Not:Koyu yazılmış alanları Korece gibi düşünün(^.^)
Çok içime sinen bir bölüm değildi ama bir sonra bölüm söz çok güzel ve çok özel olacak(o^^o)
ㅋㅋㅋㅋㅋㅋㅋㅋㅋㅋㅋㅋㅋㅋㅋㅋㅋ
Şu an nerede olduğuma kesinlikle inanamazsınız! Koredeeyim!!!! Resmen burayı özlemişim. Tamam İstanbul'u çok sevsemden asla Koreden vazgeçemiyorum. Şimdi ne oldu Suga ile sorarsınız. Okullar kapanmadan bir hafta önce o Koreye geri döndü bense İstanbul da okulların kapanmasını bekledim. Orçunla okulun son günü kavga ettik ve bana 'Sen orospunun tekisin seni nasıl sevmişim'dedi bunu demesinin nedeni Suga ile bir ilişkiye başlamamız. Peki ben ne yaptım biliyor musunuz? Ona çok sıkı bir tokat attım.
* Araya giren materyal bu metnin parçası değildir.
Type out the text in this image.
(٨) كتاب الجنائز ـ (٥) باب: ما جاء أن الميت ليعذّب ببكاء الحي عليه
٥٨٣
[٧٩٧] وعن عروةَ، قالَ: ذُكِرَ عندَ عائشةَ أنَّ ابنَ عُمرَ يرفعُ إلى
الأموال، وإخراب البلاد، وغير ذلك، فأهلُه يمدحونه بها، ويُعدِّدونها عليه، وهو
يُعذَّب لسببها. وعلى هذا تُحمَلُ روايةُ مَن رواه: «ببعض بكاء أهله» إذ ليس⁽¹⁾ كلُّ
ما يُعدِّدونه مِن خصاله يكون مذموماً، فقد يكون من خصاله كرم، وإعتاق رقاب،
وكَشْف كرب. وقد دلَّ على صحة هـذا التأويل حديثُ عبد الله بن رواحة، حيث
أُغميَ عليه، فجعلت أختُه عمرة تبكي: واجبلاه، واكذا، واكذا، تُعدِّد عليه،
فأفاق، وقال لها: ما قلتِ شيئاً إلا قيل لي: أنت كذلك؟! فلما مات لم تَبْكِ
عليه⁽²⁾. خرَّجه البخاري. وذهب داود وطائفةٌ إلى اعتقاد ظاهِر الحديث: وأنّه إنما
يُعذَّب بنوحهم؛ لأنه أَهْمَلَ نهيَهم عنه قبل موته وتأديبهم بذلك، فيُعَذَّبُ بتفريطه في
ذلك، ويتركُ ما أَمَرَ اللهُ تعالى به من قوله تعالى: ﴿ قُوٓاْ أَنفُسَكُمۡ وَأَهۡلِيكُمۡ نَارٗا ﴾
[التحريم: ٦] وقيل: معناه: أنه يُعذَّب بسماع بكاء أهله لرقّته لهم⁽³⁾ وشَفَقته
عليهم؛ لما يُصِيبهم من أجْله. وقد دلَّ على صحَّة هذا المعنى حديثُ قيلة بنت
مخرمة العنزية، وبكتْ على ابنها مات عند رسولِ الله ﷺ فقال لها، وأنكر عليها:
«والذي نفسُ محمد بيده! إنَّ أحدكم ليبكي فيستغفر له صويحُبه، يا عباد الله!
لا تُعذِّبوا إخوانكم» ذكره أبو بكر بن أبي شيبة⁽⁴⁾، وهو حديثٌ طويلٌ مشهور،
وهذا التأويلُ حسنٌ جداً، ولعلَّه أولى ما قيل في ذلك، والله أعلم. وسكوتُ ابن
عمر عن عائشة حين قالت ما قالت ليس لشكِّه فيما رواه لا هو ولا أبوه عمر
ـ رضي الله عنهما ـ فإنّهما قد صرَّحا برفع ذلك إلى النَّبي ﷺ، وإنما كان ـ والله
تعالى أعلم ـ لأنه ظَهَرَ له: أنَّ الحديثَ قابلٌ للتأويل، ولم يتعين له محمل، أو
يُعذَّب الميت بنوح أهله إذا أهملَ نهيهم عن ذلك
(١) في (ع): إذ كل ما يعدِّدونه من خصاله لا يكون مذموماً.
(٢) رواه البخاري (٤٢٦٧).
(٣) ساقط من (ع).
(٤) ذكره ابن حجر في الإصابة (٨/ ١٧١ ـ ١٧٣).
Hak etti pezevenk.

Şimdi ise yaklaşık yarım saattir Gangnam caddesi üzerindeki Cafe Pascucci adlı bir kafede Suga'yı bekliyorum. En son onu iki hafta önce görmüştüm ve çok özlemiştim. Şuan dışarda sağnak yağmur ve benim aklım Suga da çünkü adım gibi emin incecik bir kaban ve şemsiyesiz dışarı çıktı. Biraz sonra ise kafeye ıslanmış pembe saçlı bir çocuk girdi. Elleri ile suratını yağmurdan korumaya çalıştığı belliydi.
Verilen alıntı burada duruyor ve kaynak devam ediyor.